Foi hoje publicada em Diário da República (DR) a portaria que regulamenta os procedimentos de atribuição dos apoios excepcionais de apoio à família, dos apoios extraordinários à redução da actividade económica de trabalhador independente e à manutenção de contrato de trabalho em situação de crise empresarial, do diferimento das contribuições dos trabalhadores independentes e do reconhecimento do direito à prorrogação de prestações do sistema de segurança social.
«No quadro da emergência de saúde pública de âmbito internacional e pandemia causada pela doença Covid-19, declaradas pela Organização Mundial de Saúde, o Governo aprovou medidas excepcionais e temporárias de resposta económica e social, designadamente as constantes dos Decretos-Leis n.os 10-A/2020, de 13 de Março, 10-F/2020, de 26 de Março, e 10-G/2020, de 26 de Março. A implementação dos referidos diplomas impõe a definição de regras procedimentais claras para os destinatários das medidas e para os serviços responsáveis pela sua aplicação», pode ler-se em DR.
Quanto à remuneração base nos apoios excepcionais, «é considerada a remuneração base declarada em Março de 2020 referente ao mês de Fevereiro de 2020 ou, não havendo remuneração base declarada no referido mês, ao valor da remuneração mínima mensal garantida».
Nas situações em que o trabalhador tenha mais do que uma entidade empregadora, «é aplicado ao total das remunerações base pagas pelas diversas entidades empregadoras, sendo o apoio a pagar distribuído, de forma proporcional, em função do peso da remuneração base declarada por cada entidade empregadora».
Para o cálculo do apoio extraordinário à redução da actividade económica, a remuneração considerada corresponde, no caso dos trabalhadores independentes, à média da base de incidência contributiva dos meses em que tenha existido registo de remunerações no período dos 12 meses imediatamente anteriores ao da data da apresentação do requerimento. Já para os sócios-gerentes, corresponde à remuneração base declarada em Março referente ao mês de Fevereiro ou, não havendo remuneração base declarada no referido mês, ao valor do indexante dos apoios sociais.
No âmbito do apoio extraordinário à manutenção do contrato de trabalho, «o cálculo da compensação retributiva considera as prestações remuneratórias normalmente declaradas para a Segurança Social e habitualmente recebidas pelo trabalhador, relativas à remuneração base, aos prémios mensais e aos subsídios regulares mensais».

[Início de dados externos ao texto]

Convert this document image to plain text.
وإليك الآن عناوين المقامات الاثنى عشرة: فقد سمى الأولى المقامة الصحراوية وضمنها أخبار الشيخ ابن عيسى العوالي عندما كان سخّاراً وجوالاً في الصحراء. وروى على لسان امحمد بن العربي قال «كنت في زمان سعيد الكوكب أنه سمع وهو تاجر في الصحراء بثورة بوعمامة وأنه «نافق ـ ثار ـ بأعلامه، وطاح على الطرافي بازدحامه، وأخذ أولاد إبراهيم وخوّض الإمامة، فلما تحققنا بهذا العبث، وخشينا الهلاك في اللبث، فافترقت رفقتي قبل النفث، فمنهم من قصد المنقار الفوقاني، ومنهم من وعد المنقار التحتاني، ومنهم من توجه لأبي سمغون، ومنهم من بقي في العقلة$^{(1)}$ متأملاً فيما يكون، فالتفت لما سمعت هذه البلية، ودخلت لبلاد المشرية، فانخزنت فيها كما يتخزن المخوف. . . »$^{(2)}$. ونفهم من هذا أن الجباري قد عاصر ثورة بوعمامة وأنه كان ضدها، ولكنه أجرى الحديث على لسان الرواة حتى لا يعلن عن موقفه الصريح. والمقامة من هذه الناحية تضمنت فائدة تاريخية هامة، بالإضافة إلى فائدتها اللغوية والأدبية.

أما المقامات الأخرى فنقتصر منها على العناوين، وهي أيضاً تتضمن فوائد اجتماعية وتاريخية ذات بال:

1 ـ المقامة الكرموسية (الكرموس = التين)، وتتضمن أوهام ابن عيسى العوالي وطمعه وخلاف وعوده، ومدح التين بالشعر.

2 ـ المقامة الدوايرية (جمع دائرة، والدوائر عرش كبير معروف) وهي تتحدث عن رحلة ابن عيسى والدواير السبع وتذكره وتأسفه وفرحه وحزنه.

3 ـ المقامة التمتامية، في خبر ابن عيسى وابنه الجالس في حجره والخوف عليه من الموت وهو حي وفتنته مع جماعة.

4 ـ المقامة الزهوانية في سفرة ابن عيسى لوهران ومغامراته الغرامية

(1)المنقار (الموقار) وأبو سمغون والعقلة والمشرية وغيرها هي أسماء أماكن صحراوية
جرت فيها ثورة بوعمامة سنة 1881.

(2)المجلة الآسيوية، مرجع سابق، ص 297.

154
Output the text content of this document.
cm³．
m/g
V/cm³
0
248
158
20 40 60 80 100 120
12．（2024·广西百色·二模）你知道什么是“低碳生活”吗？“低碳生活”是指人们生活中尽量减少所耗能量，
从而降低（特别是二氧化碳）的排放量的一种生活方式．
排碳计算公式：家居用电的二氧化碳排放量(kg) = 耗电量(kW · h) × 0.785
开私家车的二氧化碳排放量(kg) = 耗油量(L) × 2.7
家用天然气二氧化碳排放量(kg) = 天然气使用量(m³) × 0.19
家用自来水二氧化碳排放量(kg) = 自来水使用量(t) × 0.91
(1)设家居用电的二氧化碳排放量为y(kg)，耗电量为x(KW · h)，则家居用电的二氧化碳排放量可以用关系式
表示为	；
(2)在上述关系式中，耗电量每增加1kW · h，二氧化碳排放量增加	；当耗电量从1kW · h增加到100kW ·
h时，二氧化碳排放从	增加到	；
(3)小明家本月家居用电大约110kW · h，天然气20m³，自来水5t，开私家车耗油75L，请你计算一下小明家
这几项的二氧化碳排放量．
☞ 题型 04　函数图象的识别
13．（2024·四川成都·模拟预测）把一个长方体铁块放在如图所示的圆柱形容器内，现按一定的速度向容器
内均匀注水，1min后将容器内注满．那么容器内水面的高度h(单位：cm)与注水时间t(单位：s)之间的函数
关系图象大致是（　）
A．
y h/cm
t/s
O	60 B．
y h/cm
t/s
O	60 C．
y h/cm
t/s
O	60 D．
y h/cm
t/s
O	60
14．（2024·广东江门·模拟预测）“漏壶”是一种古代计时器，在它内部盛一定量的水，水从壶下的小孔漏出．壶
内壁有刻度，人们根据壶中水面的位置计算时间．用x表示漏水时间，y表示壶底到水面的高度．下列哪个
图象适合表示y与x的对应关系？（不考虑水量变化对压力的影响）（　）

«A inclusão de novos trabalhadores durante o período de concessão do apoio extraordinário à manutenção dos contratos de trabalho, que acresçam aos identificados no requerimento inicial, é feita através da entrega de novo ficheiro anexo, sendo o pagamento do apoio concedido pelo período remanescente», acrescenta a portaria.
Já sobre a prorrogação extraordinária de prestações sociais, deve ser «efectuada de forma automática, sendo aplicável aos benefícios cujo período de concessão ou renovação tenha terminado em Março ou termine nos meses de Abril, maio e Junho».
«A prorrogação do período de concessão das prestações por desemprego não releva para a atribuição de outras prestações por desemprego nem para efeitos de registo de remunerações por equivalência à entrada de contribuições.»
O pagamento dos apoios de carácter excepcional e extraordinário deve ser efectuado, obrigatoriamente, por transferência bancária. No caso dos trabalhadores do serviço doméstico, os apoios deverão ser são pagos directamente aos beneficiários.
Durante o período de concessão destes apoios «não há lugar à compensação com débitos anteriores dos titulares do apoio ou da respectiva entidade empregadora». «Nos casos em que, durante o período de concessão dos apoios ou prestações sejam feitos pagamentos que se venham a revelar indevidos, haverá lugar a compensação dos mesmos nos valores de apoios ou prestações que o beneficiário esteja ou venha a receber».
A nível global, a pandemia de Covid-19 já provocou quase 127 mil mortos e infectou mais de dois milhões de pessoas em 193 países e territórios. A doença é transmitida por um novo coronavírus detectado no final de Dezembro, em Wuhan, uma cidade do centro da China.
Em Portugal, morreram 599 pessoas das 18.091 confirmadas como infectadas, segundo o último boletim epidemiológico da Direção-Geral da Saúde.
O Presidente da República decide hoje, com parecer do Governo, sobre o prolongamento do Estado de Emergência por novo período de 15 dias, que durante a tarde será debatido e votado no parlamento.